Importantly, the study also investigated preventive behaviours. Participants who reported regular dental attendance were significantly less likely to present with advanced oral disease. Regular dental visits were associated with an 81% reduction in the likelihood of having both periodontitis and dental caries, and a 29% reduction in the likelihood of presenting with periodontitis alone. For dental professionals, this reinforces a familiar but potent message: preventive dentistry and consistent patient engagement can confer benefits that extend beyond preservation of dentition and oral function.
Dr. Sen noted, “These findings suggest that improving oral health may be an important part of stroke prevention efforts.” While causal pathways remain to be fully elucidated, plausible mechanisms include systemic inflammatory responses, bacterial translocation, immune activation and vascular endothelial stress—processes well documented in periodontal science. For example, pathogenic periodontal bacteria such as Porphyromonas gingivalis have been detected in atherosclerotic plaques, suggesting possible direct microbial involvement.
However, the authors emphasise the observational nature of the study. Oral health status was assessed at baseline only, meaning that disease progression or periodontal treatment during the 20-year follow-up period was not captured. Confounding factors, such as socioeconomic status, nutrition, access to healthcare and co-morbid inflammatory conditions, may also contribute to the associations observed. Further experimental studies are required to confirm causal relationships and to determine whether targeted dental interventions can measurably reduce stroke incidence.
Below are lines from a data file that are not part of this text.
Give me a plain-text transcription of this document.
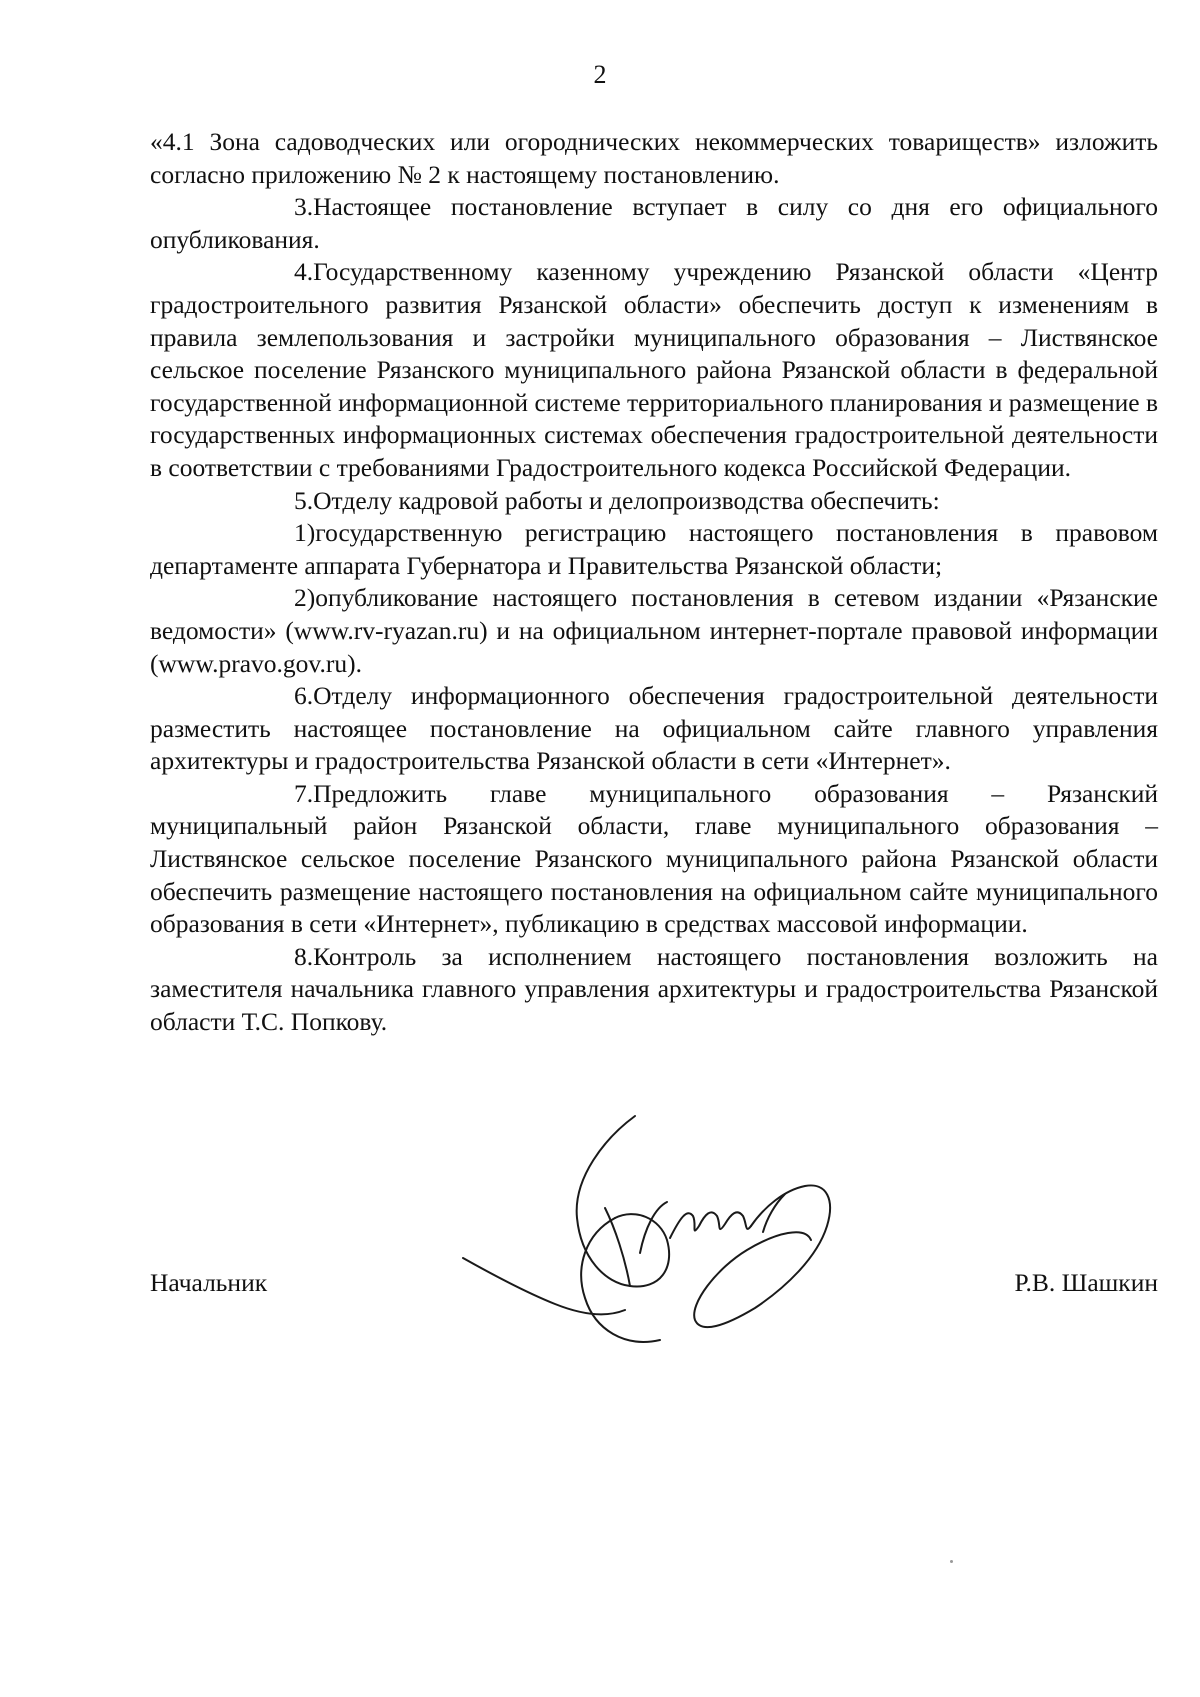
2

«4.1 Зона садоводческих или огороднических некоммерческих товариществ» изложить согласно приложению № 2 к настоящему постановлению.

3.Настоящее постановление вступает в силу со дня его официального опубликования.

4.Государственному казенному учреждению Рязанской области «Центр градостроительного развития Рязанской области» обеспечить доступ к изменениям в правила землепользования и застройки муниципального образования – Листвянское сельское поселение Рязанского муниципального района Рязанской области в федеральной государственной информационной системе территориального планирования и размещение в государственных информационных системах обеспечения градостроительной деятельности в соответствии с требованиями Градостроительного кодекса Российской Федерации.

5.Отделу кадровой работы и делопроизводства обеспечить:

1)государственную регистрацию настоящего постановления в правовом департаменте аппарата Губернатора и Правительства Рязанской области;

2)опубликование настоящего постановления в сетевом издании «Рязанские ведомости» (www.rv-ryazan.ru) и на официальном интернет-портале правовой информации (www.pravo.gov.ru).

6.Отделу информационного обеспечения градостроительной деятельности разместить настоящее постановление на официальном сайте главного управления архитектуры и градостроительства Рязанской области в сети «Интернет».

7.Предложить главе муниципального образования – Рязанский муниципальный район Рязанской области, главе муниципального образования – Листвянское сельское поселение Рязанского муниципального района Рязанской области обеспечить размещение настоящего постановления на официальном сайте муниципального образования в сети «Интернет», публикацию в средствах массовой информации.

8.Контроль за исполнением настоящего постановления возложить на заместителя начальника главного управления архитектуры и градостроительства Рязанской области Т.С. Попкову.

Начальник	Р.В. Шашкин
For dental clinicians and public health policymakers, this study contributes to a growing argument that oral health should be integrated into general health screening and risk assessment frameworks. Interdisciplinary collaboration—with general medical practitioners, neurologists and cardiologists—may help ensure early identification and management of oral disease in patients at risk of cardiovascular illness. Patient messaging may also benefit from reframing, emphasising that oral hygiene and routine dental care are not solely aesthetic or functional concerns, but integral components of systemic health maintenance.
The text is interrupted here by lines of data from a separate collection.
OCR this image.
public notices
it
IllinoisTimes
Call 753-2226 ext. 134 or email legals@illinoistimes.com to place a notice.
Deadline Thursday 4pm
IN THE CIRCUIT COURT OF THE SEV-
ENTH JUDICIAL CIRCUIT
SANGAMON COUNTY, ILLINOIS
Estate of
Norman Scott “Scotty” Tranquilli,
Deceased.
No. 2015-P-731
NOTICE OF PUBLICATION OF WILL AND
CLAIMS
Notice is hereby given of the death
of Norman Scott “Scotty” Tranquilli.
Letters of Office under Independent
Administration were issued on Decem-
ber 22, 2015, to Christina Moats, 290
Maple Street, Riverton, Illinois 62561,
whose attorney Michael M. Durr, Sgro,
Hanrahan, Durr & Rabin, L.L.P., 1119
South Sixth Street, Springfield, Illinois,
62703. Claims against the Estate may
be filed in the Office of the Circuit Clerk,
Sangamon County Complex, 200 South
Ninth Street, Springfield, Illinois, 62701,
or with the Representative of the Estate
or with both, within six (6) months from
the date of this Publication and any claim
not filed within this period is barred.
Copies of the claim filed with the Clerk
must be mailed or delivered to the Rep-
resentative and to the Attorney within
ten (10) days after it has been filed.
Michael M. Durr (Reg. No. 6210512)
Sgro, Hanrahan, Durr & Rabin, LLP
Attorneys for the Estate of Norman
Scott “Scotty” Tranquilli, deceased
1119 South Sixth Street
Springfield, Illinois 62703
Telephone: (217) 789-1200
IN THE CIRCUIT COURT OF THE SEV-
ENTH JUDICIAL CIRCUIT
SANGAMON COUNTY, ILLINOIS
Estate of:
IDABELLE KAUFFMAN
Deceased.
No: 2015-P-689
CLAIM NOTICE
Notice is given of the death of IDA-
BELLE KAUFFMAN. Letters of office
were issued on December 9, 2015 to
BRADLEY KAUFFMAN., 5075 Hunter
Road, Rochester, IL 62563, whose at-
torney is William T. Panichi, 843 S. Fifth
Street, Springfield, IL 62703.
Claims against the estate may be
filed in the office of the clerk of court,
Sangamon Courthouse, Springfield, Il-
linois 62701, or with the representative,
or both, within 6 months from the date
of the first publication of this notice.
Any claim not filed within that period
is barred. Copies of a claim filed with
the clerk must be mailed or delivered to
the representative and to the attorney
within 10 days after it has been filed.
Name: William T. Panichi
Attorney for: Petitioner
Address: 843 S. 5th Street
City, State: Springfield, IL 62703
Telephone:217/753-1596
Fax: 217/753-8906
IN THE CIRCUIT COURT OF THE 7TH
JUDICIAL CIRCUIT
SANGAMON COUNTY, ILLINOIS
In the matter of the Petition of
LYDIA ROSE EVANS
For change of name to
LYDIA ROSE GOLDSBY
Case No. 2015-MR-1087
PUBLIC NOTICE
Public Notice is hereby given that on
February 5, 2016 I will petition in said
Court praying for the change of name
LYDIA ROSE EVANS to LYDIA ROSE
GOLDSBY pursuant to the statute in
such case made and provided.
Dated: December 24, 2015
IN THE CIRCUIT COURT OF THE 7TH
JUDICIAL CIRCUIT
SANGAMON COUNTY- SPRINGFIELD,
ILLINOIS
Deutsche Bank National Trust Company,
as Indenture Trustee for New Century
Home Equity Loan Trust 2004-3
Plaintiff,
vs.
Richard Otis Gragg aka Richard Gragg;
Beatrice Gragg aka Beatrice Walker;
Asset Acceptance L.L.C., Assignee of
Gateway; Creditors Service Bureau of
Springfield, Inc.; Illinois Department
The study also underscores the continued importance of patient education. Clear, timely communication—particularly around early signs of periodontal disease such as bleeding gums, halitosis or gingival recession—may support patients in seeking care before disease progresses. Similarly, addressing barriers to care, whether economic, behavioural or psychological, remains essential for improving long-term outcomes.
In summary, this study reinforces the growing recognition that oral and systemic health are closely interrelated. While further research is necessary to establish causality and to refine clinical guidance, the evidence suggests that comprehensive oral disease prevention and management may play a meaningful role in reducing stroke and cardiovascular risk. Dental professionals are uniquely positioned to contribute to this work, both through clinical care and through patient education, advocacy and collaboration with other healthcare disciplines.